TECH

Trump Signs Executive Orders Banning TikTok, WeChat In 45 Days

Keneci Channel.

The president Thursday, signed the order which will prohibit transactions with TikTok's Beijing-based parent company ByteDance Ltd, in 45 days.

The order is under the International Emergency Economic Powers Act, IEEPA, a 1977 law that allows the president to declare a national emergency in response to an “unusual and extraordinary threat,” allowing him to block transactions and seize assets.

The executive order states in part, “TikTok automatically gathers vast swaths of information from its users, including internet and other network activity information such as location data and browsing and search history.

This data threatens to allow the Chinese Communist Party (CCP) access to Americans’ personal and propietrary information – potentially allowing China to track the locations of Federal employees and contractors, build dossiers of personal information and blackmail, and conduct corporate espionage.”

In 45 days, TikTok will have to stop all operations in US. And tech giants, Google and Apple will have to kick the video application off their app stores Google play and Appstore respectively.

The order however gives ByteDance an out to save TikTok's operation: sell it to a US company.

The 45-day period gives US businesses time to complete severing ties with the Beijing-based company. It also gives companies like Microsoft time to try and buy TikTok.

Trump also signed additional order banning financial transactions with WeChat's parent company Tencent. "The United States must take aggressive action against the owner of WeChat to protect our national security,” the order states in part.

Tencent is one of China’s largest companies with more than a billion people utilizing the all-in-one communication platform WeChat, every month.

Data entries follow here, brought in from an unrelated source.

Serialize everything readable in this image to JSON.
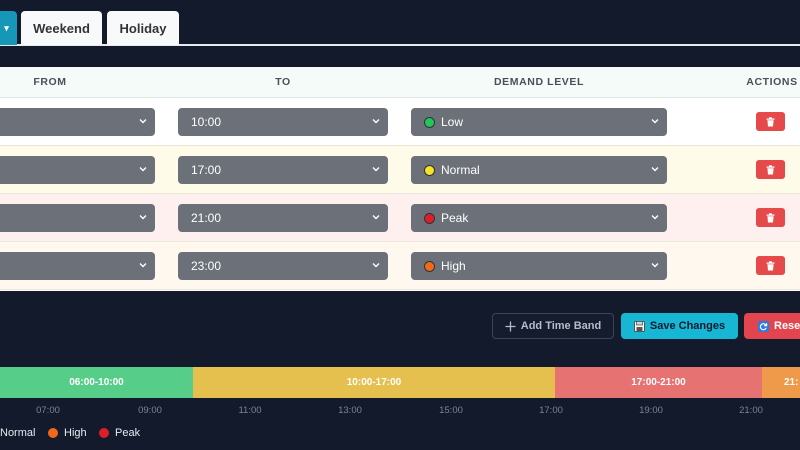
{
  "tabs": [
    {
      "label": "",
      "active": true
    },
    {
      "label": "Weekend",
      "active": false
    },
    {
      "label": "Holiday",
      "active": false
    }
  ],
  "table": {
    "headers": {
      "from": "FROM",
      "to": "TO",
      "demand": "DEMAND LEVEL",
      "actions": "ACTIONS"
    },
    "rows": [
      {
        "from": "",
        "to": "10:00",
        "demand": "Low",
        "dot_color": "#22c55e",
        "bg": "#ffffff"
      },
      {
        "from": "",
        "to": "17:00",
        "demand": "Normal",
        "dot_color": "#f5e52a",
        "bg": "#fefce8"
      },
      {
        "from": "",
        "to": "21:00",
        "demand": "Peak",
        "dot_color": "#dc1e2a",
        "bg": "#fdf0ef"
      },
      {
        "from": "",
        "to": "23:00",
        "demand": "High",
        "dot_color": "#f16a1a",
        "bg": "#fff8ee"
      }
    ]
  },
  "buttons": {
    "add": "Add Time Band",
    "save": "Save Changes",
    "reset": "Rese"
  },
  "timeline": {
    "segments": [
      {
        "label": "06:00-10:00",
        "color": "#57cd8a"
      },
      {
        "label": "10:00-17:00",
        "color": "#e6c04e"
      },
      {
        "label": "17:00-21:00",
        "color": "#e67272"
      },
      {
        "label": "21:",
        "color": "#ef9a4a"
      }
    ],
    "ticks": [
      "07:00",
      "09:00",
      "11:00",
      "13:00",
      "15:00",
      "17:00",
      "19:00",
      "21:00"
    ]
  },
  "legend": [
    {
      "label": "Normal",
      "color": null
    },
    {
      "label": "High",
      "color": "#f16a1a"
    },
    {
      "label": "Peak",
      "color": "#dc1e2a"
    }
  ],
  "icons": {
    "select_caret": "chevron-down-icon",
    "delete": "trash-icon",
    "add": "plus-icon",
    "save": "floppy-disk-icon",
    "reset": "refresh-icon"
  }
}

The company is one of China’s most valuable tech companies, and its Chief Executive Officer Pony Ma is among the many business leaders who serves as a delegate to the National People’s Congress, the communist regime’s rubber-stamp parliament.

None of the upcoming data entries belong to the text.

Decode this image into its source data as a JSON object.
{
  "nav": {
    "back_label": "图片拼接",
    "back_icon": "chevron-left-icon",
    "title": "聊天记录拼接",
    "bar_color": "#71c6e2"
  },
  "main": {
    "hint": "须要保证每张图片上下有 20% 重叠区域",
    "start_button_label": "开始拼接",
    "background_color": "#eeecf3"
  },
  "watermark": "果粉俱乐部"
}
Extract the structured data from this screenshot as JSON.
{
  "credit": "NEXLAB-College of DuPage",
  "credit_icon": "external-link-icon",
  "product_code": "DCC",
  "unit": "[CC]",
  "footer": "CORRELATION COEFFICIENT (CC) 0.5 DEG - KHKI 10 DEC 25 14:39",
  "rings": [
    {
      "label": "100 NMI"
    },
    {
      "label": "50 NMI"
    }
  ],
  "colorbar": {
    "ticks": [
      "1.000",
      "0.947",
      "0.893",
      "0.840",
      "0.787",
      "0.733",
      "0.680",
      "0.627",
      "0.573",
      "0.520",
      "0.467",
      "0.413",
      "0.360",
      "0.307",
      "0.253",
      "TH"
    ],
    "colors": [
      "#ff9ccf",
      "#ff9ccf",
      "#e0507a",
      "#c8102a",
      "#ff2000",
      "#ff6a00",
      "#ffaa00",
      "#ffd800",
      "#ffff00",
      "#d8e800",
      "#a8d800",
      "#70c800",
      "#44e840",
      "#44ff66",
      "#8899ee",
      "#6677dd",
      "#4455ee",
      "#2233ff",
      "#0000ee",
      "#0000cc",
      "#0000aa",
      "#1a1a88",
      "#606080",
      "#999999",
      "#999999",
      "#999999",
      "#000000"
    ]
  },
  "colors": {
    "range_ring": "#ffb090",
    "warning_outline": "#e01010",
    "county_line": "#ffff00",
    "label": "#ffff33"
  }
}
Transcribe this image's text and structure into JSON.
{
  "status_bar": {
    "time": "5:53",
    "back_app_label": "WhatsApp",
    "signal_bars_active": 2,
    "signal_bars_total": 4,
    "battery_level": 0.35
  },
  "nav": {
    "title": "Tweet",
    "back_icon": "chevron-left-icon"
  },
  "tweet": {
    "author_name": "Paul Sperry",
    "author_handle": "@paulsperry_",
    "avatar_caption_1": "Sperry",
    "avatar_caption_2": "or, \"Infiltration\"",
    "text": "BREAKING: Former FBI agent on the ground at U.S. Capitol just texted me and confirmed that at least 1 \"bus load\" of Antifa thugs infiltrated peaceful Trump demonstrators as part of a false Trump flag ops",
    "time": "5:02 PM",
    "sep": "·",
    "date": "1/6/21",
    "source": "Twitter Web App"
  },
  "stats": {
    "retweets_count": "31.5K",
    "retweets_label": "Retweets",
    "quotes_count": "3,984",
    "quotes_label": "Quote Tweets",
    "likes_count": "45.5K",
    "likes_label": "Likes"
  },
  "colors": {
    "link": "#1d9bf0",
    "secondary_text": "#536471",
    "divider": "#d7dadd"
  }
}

As well as WeChat, Tencent is also a leading gaming company and its investments include a 40% stake in Epic Games - the company behind the hugely popular Fortnite video game.

“With parent companies based in China apps like Tiktok, WeChat and others are significant threats to personal data of American citizens, not to mention tools for CCP content censorship,” US Secretary of State Mike Pompeo said on Wednesday.

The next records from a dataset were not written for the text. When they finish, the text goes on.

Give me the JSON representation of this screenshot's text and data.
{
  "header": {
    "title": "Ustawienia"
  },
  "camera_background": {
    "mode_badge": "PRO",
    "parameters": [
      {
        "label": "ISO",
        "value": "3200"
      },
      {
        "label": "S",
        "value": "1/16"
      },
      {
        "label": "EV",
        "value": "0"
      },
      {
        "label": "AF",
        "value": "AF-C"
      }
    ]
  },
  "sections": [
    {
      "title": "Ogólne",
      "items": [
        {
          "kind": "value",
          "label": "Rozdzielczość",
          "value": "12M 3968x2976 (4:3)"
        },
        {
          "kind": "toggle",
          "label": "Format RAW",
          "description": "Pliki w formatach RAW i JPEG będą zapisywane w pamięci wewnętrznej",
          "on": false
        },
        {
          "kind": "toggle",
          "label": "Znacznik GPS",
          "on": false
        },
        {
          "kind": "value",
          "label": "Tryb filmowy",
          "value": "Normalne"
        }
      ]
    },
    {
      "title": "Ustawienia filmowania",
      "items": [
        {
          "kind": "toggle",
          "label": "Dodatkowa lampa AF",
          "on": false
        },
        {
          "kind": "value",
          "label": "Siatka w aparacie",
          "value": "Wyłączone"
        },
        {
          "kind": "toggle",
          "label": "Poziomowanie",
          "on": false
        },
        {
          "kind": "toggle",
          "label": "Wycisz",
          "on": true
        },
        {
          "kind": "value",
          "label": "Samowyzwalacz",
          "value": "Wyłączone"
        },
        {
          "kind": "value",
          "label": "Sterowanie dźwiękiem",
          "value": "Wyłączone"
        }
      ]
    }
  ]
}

TikTok, said it had attempted to engage with the Trump administration for nearly a year "in good faith."

"What we encountered instead was that the administration paid no attention to facts, dictated terms of an agreement without going through standard legal processes, and tried to insert itself into negotiations between private businesses," the company said.

It is also threatening legal action to challenge the executive order. "We will pursue all remedies available to us in order to ensure that the rule of law is not discarded and that our company and our users are treated fairly - if not by the administration, then by the US courts."